Affaire d'adultère d'Essaouira : La Cour suprême innocente la jeune fille

Dans une affaire d’adultère concernant une jeune fille mineure à Essaouira, la Cour suprême a rendu son arrêt qui innocente la fille en invoquant son jeune âge et son manque de discernement au moment des faits. Une décision qui rejette définitivement un pourvoi en cassation du Parquet.

C’est un précédent dans les annales de la justice familiale dans notre pays. Dans un arrêt inédit rendu récemment, et qui aurait pu passer inaperçu, la Cour suprême décide d’innocenter une jeune fille mineure (16 ans) accusée d’adultère dans une affaire judiciaire qui s’est déroulée à Essaouira. La Cour suprême estime que la jeune fille est protégée par la loi en raison de son manque de discernement et devrait donc être traitée comme une victime d’attentat à la pudeur.

L’arrêt de la Cour suprême est en quelque sorte un rejet définitif du pourvoi en cassation introduit par le Parquet d’Essaouira, qui continue d’incriminer la jeune fille. Les faits remontent en effet à l’été 2019 lorsqu’une fille mariée a été arrêtée en flagrant délit d’adultère suite à une plainte déposée par son mari.

La jeune fille a par la suite fait l’objet d’un procès en Première instance qui a prononcé son innocence en s’appuyant sur l’article 484 du Code pénal, qui protège les mineurs contre les tentatives d’attentat à la pudeur en raison, notamment, de leur jeune âge et leur manque de discernement. Le même verdict d’innocence a été prononcé par la Cour d’appel avec les mêmes arguments que ceux avancés par le tribunal de première instance.

Un jugement en appel qui n’a pas convaincu le Parquet, qui invoque pour sa part une infraction à l’article 491 du Code pénal, qui punit d’un an à deux ans d’emprisonnement toute personne mariée convaincue d’adultère. L’article 22 du Code de la famille a été également employé par le Parquet comme argument pour rendre coupable la jeune fille.

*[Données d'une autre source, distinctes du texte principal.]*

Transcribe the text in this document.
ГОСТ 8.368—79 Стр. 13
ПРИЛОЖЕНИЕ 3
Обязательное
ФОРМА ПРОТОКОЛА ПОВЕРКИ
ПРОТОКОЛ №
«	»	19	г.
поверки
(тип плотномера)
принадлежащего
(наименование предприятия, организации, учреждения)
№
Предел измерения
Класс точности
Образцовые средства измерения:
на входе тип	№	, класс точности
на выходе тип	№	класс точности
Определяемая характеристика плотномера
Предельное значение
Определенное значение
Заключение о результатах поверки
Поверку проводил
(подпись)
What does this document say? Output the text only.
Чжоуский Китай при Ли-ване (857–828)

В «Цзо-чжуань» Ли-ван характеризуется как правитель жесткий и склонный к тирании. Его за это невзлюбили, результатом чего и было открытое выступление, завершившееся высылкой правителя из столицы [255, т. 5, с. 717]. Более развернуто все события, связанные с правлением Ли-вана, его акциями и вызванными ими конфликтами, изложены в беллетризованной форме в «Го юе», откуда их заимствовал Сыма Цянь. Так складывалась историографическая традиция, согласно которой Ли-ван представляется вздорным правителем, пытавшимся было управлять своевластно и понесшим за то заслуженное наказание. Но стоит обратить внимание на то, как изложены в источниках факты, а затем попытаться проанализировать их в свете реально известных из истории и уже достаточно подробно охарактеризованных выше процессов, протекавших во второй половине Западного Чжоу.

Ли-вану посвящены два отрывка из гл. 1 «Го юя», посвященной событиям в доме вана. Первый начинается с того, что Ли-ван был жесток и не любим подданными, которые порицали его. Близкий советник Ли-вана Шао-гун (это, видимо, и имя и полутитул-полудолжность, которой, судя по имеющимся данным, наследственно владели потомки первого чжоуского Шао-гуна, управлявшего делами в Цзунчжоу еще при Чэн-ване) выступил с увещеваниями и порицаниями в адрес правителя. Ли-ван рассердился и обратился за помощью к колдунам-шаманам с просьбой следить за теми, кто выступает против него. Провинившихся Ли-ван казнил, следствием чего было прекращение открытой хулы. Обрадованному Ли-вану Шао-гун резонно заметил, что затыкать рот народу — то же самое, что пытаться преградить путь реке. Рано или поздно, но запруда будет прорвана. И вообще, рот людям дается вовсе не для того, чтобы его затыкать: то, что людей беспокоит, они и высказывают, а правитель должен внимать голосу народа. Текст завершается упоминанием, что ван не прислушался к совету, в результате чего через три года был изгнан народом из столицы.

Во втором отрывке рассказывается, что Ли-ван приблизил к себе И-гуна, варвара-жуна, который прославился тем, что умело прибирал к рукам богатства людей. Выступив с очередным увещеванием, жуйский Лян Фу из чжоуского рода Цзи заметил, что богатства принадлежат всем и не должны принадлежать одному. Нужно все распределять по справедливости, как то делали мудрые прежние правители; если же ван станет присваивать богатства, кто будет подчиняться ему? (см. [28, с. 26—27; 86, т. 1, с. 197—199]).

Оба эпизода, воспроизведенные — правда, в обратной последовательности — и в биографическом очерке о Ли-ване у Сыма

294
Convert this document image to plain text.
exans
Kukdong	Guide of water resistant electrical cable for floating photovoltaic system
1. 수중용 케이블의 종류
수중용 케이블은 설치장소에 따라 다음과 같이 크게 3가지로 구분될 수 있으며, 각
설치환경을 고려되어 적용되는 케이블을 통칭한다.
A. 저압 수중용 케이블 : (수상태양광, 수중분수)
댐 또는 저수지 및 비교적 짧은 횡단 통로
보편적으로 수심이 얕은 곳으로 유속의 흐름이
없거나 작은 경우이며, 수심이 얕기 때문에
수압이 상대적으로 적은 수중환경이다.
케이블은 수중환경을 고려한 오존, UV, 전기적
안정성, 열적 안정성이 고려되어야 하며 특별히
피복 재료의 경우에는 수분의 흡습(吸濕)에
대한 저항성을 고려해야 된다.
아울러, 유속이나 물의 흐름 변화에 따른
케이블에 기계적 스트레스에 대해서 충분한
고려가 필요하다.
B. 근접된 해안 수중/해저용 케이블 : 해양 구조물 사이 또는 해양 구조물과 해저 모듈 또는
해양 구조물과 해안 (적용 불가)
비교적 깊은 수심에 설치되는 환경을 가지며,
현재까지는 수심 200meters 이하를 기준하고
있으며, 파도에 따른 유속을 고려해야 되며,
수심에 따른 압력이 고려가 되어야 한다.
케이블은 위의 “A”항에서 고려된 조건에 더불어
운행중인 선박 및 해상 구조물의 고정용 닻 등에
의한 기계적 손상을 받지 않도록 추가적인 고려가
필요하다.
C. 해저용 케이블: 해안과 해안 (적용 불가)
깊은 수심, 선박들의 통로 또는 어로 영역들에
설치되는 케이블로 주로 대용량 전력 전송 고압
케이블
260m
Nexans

Mais la Cour suprême s’aligne sur les décisions des juges du tribunal de Première instance et de la cour d’Appel. Cette bataille judiciaire entre les juges et le Parquet reflète clairement de forts clivages dans la société entre ceux qui condamnent l’adultère quel que soit l’âge de la jeune mariée et ceux qui plaident pour la tolérance en invoquant des considérations de conscience.

Une logique contradictoire
Malgré son importance, l’arrêt de la Cour suprême n’a pas été beaucoup commenté par les experts sauf par quelques-uns d’entre eux, notamment l’ancien salafiste, Abdelouahab Rafiqui, alias Abou Hafs, qui salue cette décision qui, selon lui, constitue une première dans l’histoire judiciaire nationale. Mais, pour de nombreux oulémas et juristes, il s’agit d’une décision qui enfreint le Code de la famille, qui stipule que les liens de mariage sont sacrés et de ce fait tout acte d’adultère établi devrait être puni par la loi. D’autres estiment qu’il faut traiter tout le problème des mariages des mineurs et en finir avec ces actes interdits mais tolérés.

La société ne peut pas fonctionner selon une logique contradictoire: tolérer les mariages des mineurs d’un côté et de l’autre permettre aux jeunes filles mariées d’avoir des relations sexuelles extraconjugales. Une situation forcément conflictuelle et très complexe qui expose la société à des risques de dérive identitaire en rapport avec les enfants qui pourraient naître de ces relations extraconjugales.